Tapi, memang begitulah. Rania dan Alfian bagai bumi dan langit. Jauh. Alfian yang jelas jadi aktivis kampus dengan berbagai organisasinya. Meski indeks prestasi yang di dapatnya tidak beda jauh dariku. Mengenaskan. Sedangkan Rania, mahasiswi yang penuh dengan prestasi akademik. Meki Rania menduduki presiden BEM Fakultas, Rania masih bisa bertahan sebagai peraih indeks prestasi terbaik tiap semester.

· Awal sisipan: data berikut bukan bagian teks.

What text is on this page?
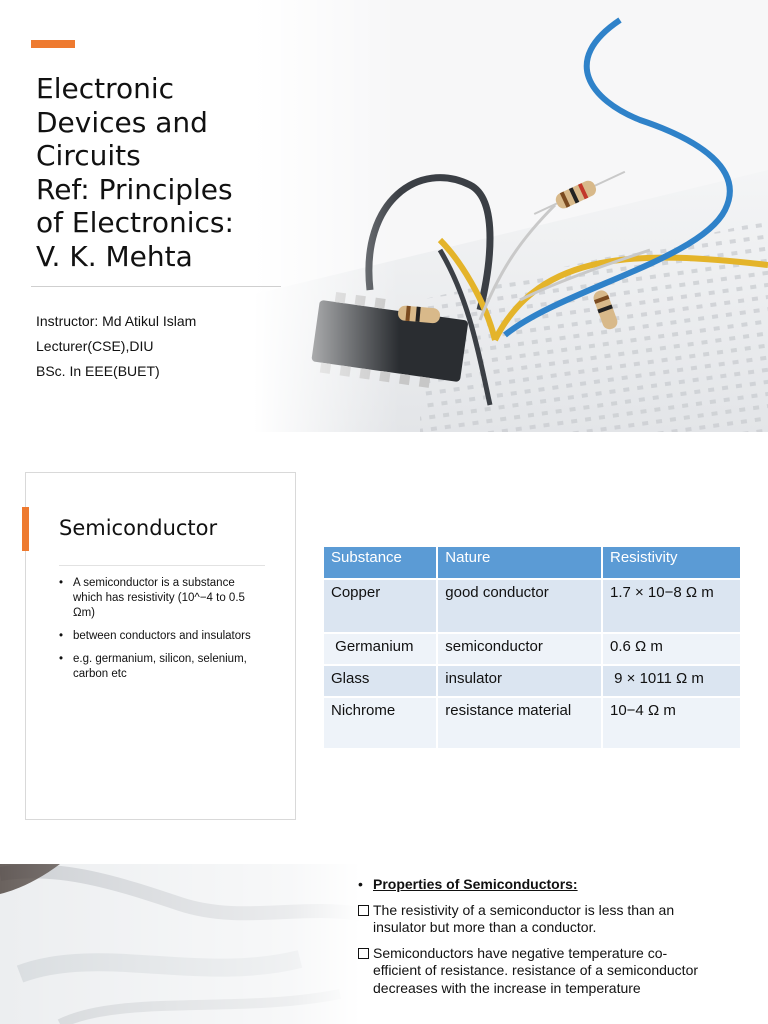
Electronic
Devices and
Circuits
Ref: Principles
of Electronics:
V. K. Mehta
Instructor: Md Atikul Islam
Lecturer(CSE),DIU
BSc. In EEE(BUET)
Semiconductor
• A semiconductor is a substance which has resistivity (10^−4 to 0.5 Ωm)
• between conductors and insulators
• e.g. germanium, silicon, selenium, carbon etc
Substance	Nature	Resistivity
Copper	good conductor	1.7 × 10−8 Ω m
Germanium	semiconductor	0.6 Ω m
Glass	insulator	9 × 1011 Ω m
Nichrome	resistance material	10−4 Ω m
• Properties of Semiconductors:
The resistivity of a semiconductor is less than an insulator but more than a conductor.
Semiconductors have negative temperature co-efficient of resistance. resistance of a semiconductor decreases with the increase in temperature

Kepalaku agak pening. Tatapan mataku tiba-tiba tertuju pada buku Auditing 2 di atas meja kamar. Sebenarnya ada niatan untuk belajar. Tapi, kekuatan otakku telah habis tergerus oleh lelah yang mendera badan. Kulihat jadwal ujian yang sengaja kutempelkan di dinding kamar. Ada dua mata kuliah yang diujikan untuk hari besok. Auditing 2 dan akuntansi internasional. Dua mata kuliah yang teramat rumit.

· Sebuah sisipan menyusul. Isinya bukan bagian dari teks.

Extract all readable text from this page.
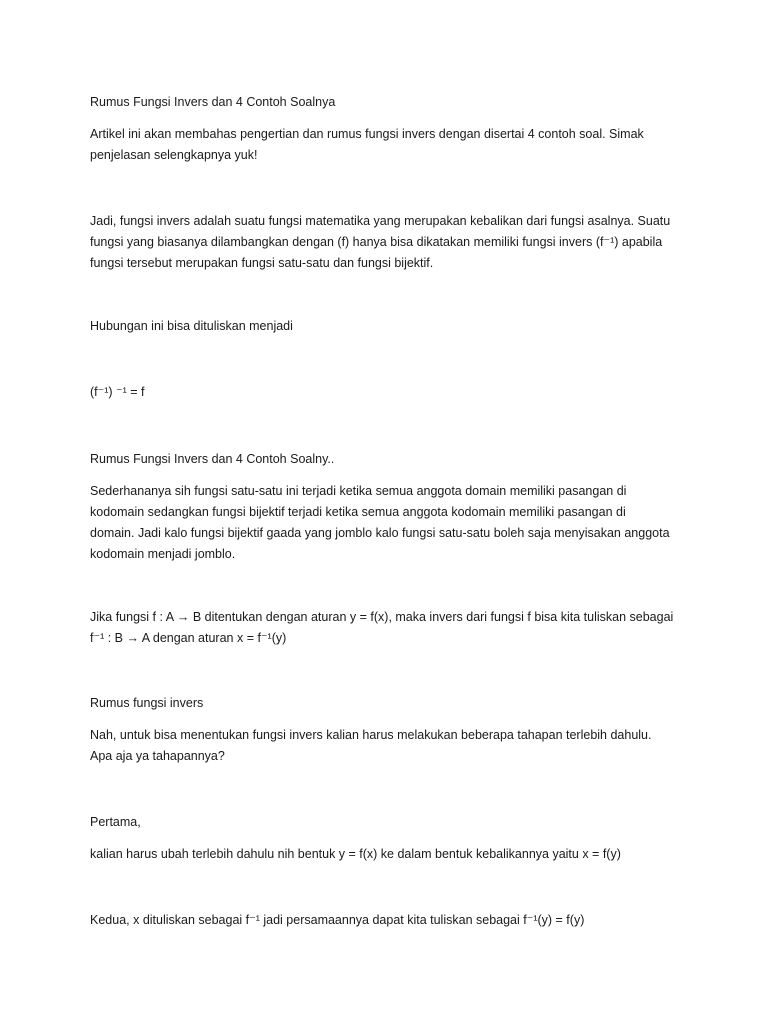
Rumus Fungsi Invers dan 4 Contoh Soalnya

Artikel ini akan membahas pengertian dan rumus fungsi invers dengan disertai 4 contoh soal. Simak
penjelasan selengkapnya yuk!

Jadi, fungsi invers adalah suatu fungsi matematika yang merupakan kebalikan dari fungsi asalnya. Suatu
fungsi yang biasanya dilambangkan dengan (f) hanya bisa dikatakan memiliki fungsi invers (f⁻¹) apabila
fungsi tersebut merupakan fungsi satu-satu dan fungsi bijektif.

Hubungan ini bisa dituliskan menjadi

(f⁻¹) ⁻¹ = f

Rumus Fungsi Invers dan 4 Contoh Soalny..

Sederhananya sih fungsi satu-satu ini terjadi ketika semua anggota domain memiliki pasangan di
kodomain sedangkan fungsi bijektif terjadi ketika semua anggota kodomain memiliki pasangan di
domain. Jadi kalo fungsi bijektif gaada yang jomblo kalo fungsi satu-satu boleh saja menyisakan anggota
kodomain menjadi jomblo.

Jika fungsi f : A → B ditentukan dengan aturan y = f(x), maka invers dari fungsi f bisa kita tuliskan sebagai
f⁻¹ : B → A dengan aturan x = f⁻¹(y)

Rumus fungsi invers

Nah, untuk bisa menentukan fungsi invers kalian harus melakukan beberapa tahapan terlebih dahulu.
Apa aja ya tahapannya?

Pertama,

kalian harus ubah terlebih dahulu nih bentuk y = f(x) ke dalam bentuk kebalikannya yaitu x = f(y)

Kedua, x dituliskan sebagai f⁻¹ jadi persamaannya dapat kita tuliskan sebagai f⁻¹(y) = f(y)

Rasa malasku kembali menggelayut. Dua sisi hatiku saling tarik ulur. Belajar atau tidak. Tidak mungkin aku bisa menguasai lima bab hanya dalam satu malam. Apalagi ditambah tubuh yang teramat lelah seperti ini.
Senyumku tiba-tiba tersungging.
Yup…!!!! Sebuah cara yang praktis untuk mendapat nilai yang bagus tanpa lelah-lelah untuk belajar.
NYONTEK.
Tanpa pikir panjang, kuambil selembar kertas. Kupotong kecil-kecil sedemikian rupa agar nyaman digunakan untuk nyontek. Dari lima bab materi yang akan diujikan, aku mencoba merangkum. Mengambil materi-materi yang kemungkinan besar akan keluar. Aku mencatatnya dengan tulisan kecil-kecil. Memastikan bahwa kertas tersebut cukup untuk menampung bahan contekan ujian.

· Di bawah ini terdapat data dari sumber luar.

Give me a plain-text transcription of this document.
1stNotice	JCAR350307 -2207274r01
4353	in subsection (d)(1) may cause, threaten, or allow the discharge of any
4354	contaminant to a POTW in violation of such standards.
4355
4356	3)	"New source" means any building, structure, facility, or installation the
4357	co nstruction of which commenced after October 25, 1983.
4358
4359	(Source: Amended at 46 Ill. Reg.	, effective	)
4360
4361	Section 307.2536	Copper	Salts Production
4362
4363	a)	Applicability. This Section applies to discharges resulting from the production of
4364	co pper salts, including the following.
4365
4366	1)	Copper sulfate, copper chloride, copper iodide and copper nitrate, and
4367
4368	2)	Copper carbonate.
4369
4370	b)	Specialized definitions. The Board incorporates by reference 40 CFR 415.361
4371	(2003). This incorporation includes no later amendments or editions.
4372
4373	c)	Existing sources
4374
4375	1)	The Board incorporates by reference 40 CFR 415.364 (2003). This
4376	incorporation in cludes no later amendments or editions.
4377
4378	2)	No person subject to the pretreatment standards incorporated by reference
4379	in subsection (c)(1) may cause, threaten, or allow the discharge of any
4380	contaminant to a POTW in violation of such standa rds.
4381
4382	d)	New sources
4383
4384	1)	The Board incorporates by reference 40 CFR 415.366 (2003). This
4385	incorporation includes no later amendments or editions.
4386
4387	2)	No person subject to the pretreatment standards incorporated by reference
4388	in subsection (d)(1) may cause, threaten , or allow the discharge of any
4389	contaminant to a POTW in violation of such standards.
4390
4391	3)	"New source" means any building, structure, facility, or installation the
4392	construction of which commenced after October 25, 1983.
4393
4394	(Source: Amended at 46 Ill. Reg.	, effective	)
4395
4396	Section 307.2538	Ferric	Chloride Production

Aku hanya mencatat yang bersifat hafalan. Sedangkan yang bersifat hitungan, aku bisa minta tolong teman untuk memberi contekan. Memanfaatkan kelengahan pengawas ujian. Hampir semalaman aku memindah materi dari buku ke catatan-catatan kecilku. Sejenak aku berfikir. Kira-kira siapa yang bisa aku manfaatkan unuk meminta contekan?. Dahiku berlipat empat. Mencoba mencari teman yang berbaik hati untuk menolongku saat ujian besok. Bangku yang paling dekat denganku hanyalah Rania dan Alfian.
Rania?. Aku buru-buru mendelete nama itu dari daftar hitunganku. Kuakui, Rania memang cerdas. Tapi, teramat pelit untuk dimintai contekan saat ujian. Daripada aku besok jengkel sendiri saat melihat Rania acuh tak acuh menanggapi panggilanku, mendinagn dari sekarang aku tidak berharap banayk padanya. Kalaupun Rania menoleh, dia hanya akan menggeleng. Belum selesai. Kemudian, lima menit setelah itu, buru-buru dia menyerahkan kertas ujian pada pengawas. Rania selalu selesai paling awal saat ujian.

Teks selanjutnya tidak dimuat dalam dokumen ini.